I think what is best is taking it as a piece standing on its own, rather than comparing it to the original ballet. Though that can be hard to do considering the similarities they have, it should be fine to watch and considered Christmas enjoyment just like the original piece.


  1. I LOVE the Barbie version I'll have you know! lol I first saw it after the Thanksgiving parade on the year it premiered. I even have the freaking coloring book for it. Obviously, it's not the real thing but I think it's a great way for youngsters to be introduced to classic theatre/ ballet/ performing arts. I had seen real The Nutcracker before in first grade, but the Barbie one helped with the added dialogue since I was still young, but at least I know the gist of the story and when I go to see the real performance again, I'll definitely appreciate it more because of the early exposure I received:)

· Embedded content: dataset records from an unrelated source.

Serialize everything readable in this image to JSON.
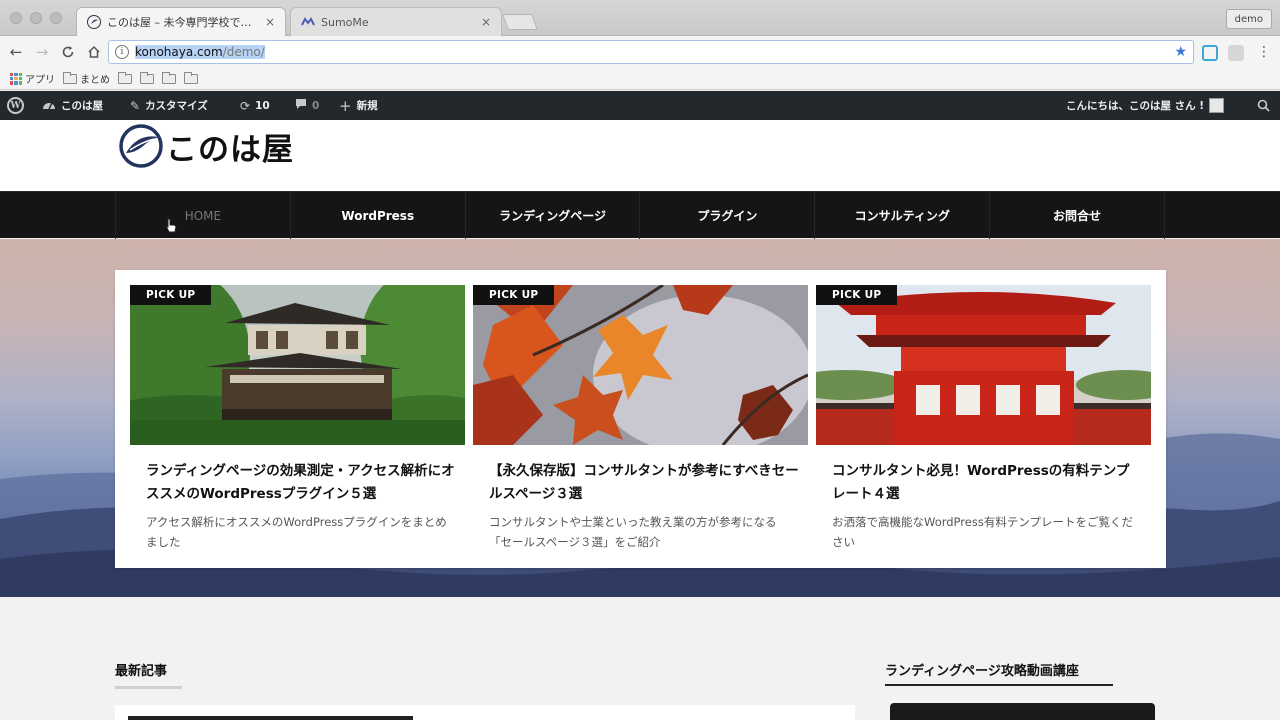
{
  "browser": {
    "tabs": [
      {
        "title": "このは屋 – 未今専門学校ではなる",
        "active": true
      },
      {
        "title": "SumoMe",
        "active": false
      }
    ],
    "profile": "demo",
    "url": {
      "host": "konohaya.com",
      "path": "/demo/"
    },
    "bookmarks": [
      {
        "label": "アプリ",
        "type": "apps"
      },
      {
        "label": "まとめ",
        "type": "folder"
      },
      {
        "label": "",
        "type": "folder"
      },
      {
        "label": "",
        "type": "folder"
      },
      {
        "label": "",
        "type": "folder"
      },
      {
        "label": "",
        "type": "folder"
      }
    ]
  },
  "adminbar": {
    "site": "このは屋",
    "customize": "カスタマイズ",
    "updates": "10",
    "comments": "0",
    "new": "新規",
    "greeting": "こんにちは、このは屋 さん !"
  },
  "site": {
    "logo_text": "このは屋",
    "nav": [
      "HOME",
      "WordPress",
      "ランディングページ",
      "プラグイン",
      "コンサルティング",
      "お問合せ"
    ],
    "current_nav": 0
  },
  "pickup": {
    "badge": "PICK UP",
    "cards": [
      {
        "image": "temple-pavilion",
        "title": "ランディングページの効果測定・アクセス解析にオススメのWordPressプラグイン５選",
        "excerpt": "アクセス解析にオススメのWordPressプラグインをまとめました"
      },
      {
        "image": "autumn-maple-leaves",
        "title": "【永久保存版】コンサルタントが参考にすべきセールスページ３選",
        "excerpt": "コンサルタントや士業といった教え業の方が参考になる「セールスページ３選」をご紹介"
      },
      {
        "image": "red-shrine-gate",
        "title": "コンサルタント必見！WordPressの有料テンプレート４選",
        "excerpt": "お洒落で高機能なWordPress有料テンプレートをご覧ください"
      }
    ]
  },
  "sections": {
    "latest": "最新記事",
    "sidebar_title": "ランディングページ攻略動画講座"
  },
  "colors": {
    "adminbar": "#23282d",
    "nav": "#151515",
    "accent_link": "#3b76d9"
  }
}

  2. For the record, I never said I disliked the Barbie version. I wrote right in my piece that I enjoy it. lol

    However, you make a very good point about how you can appreciate the stage ballet more because of the early exposure you received through the Barbie film. Children can understand the ballet because of the film. I never thought of it that way really. However, my only argument is that I still feel that the Barbie version doesn't necessarily do justice to the staged ballet version.